Tired of seeing South African women play submissive, subservient roles, he seized the opportunity to subvert what he called “lazy and reductive typecasting”. The final cast – Khutjo Bakunzi-Green (as Boxer), Zesuliwe Hadebe (Clover), Tshego Khutsoane (Napoleon), MoMo Matsunyane (Snowball), Mpume Mthombene (Napoleon in other performances) and Mandisa Nduna (Squealer) – helped with research and brought their ideas and influences into the rehearsal room.
“We had rehearsals for a month and we literally called it a bootcamp because we were at rehearsal Monday to Sunday, every day from 9am to 5pm,” said Hadebe. Like her castmates, she was playing a variety of roles, the principal one being Clover – “a stout motherly mare approaching middle life”, as Orwell describes her.
The adaptation’s narrators are Clover and Muriel the goat (played by Matsunyane). Hadebe saw them as the older generation of South African women, reminding children in the audience fondly of their aunts, mothers and grandmothers.
Rehearsal days were split into two, with Daniel Buckland, the renowned choreographer and Cirque du Soleil performer, assigning physical work in the morning. Afternoons were reserved for the text.
A deeper cut
It wasn’t long before South Africa’s theatrical community sat up and took notice of the play. The Naledi Theatre Awards, its equivalent of the Tonys or the Oliviers, named it best ensemble and best production for young audiences in 2014. By August of 2015, it was playing to grown-ups at the Market Theatre, Johannesburg, where its pointed political references – a joke about fire pools here, a grim reminder of the police massacring striking miners there – would be well understood.

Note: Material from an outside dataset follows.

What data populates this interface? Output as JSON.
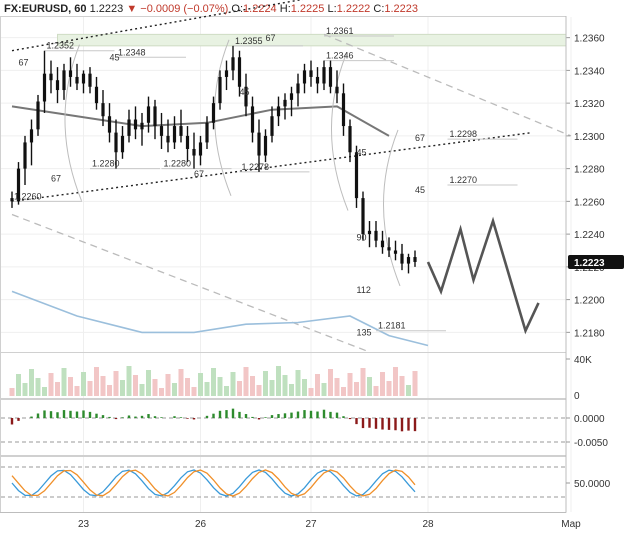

By now, Ayanda Khala-Phiri, a drama lecturer at the University of KwaZulu-Natal, had seen the play in Pietermaritzburg. To her, it cleverly articulated the shift from “the hope and promise of a better future to the deep disillusionment experienced when at the expected time of harvest, the fruits of freedom and equality remain inaccessible to ordinary people… You sit in the theatre and think, ‘Yes, it’s a deeper cut when you are betrayed and then oppressed by one of your own.’”
Lesley Stones, for the Daily Maverick news website, was so besotted with what she saw in Johannesburg, she wished the show could be staged in the Pretoria parliament. “The trappings of good living appear gradually,” she wrote. “A beret at first, then a uniform. A pair of bling sunspecs, a bottle of booze in the pocket. A raised box to speak from, then a podium and a megaphone.”
When Muriel and Clover discussed a rumour that the pigs were building a swimming pool, the audience fell about laughing. “Oh, so many allegories to our own flawed revolution, so much to think about,” Stones commented.
For his part, Coppen was dazed by the show’s success, describing it as a career highlight. Boasting packed-out houses and a total audience of more than 60,000 at that time – not to mention standing ovations at the National Arts Festival in Grahamstown – it had served as a reminder that South African political theatre had a vital function and a hungry audience.
The actresses were rock stars, he added. “During the last run at the Market, we had so many repeat viewings from audience members, coming to the show two or three times, that the cast would walk out onstage in the opening scene and be met by this rapturous applause and cheering.”
Eighty years after its publication, Animal Farm’s most subversive quality may be its portability. Sometimes, the most dangerous act you can perform is simply to hold up a mirror.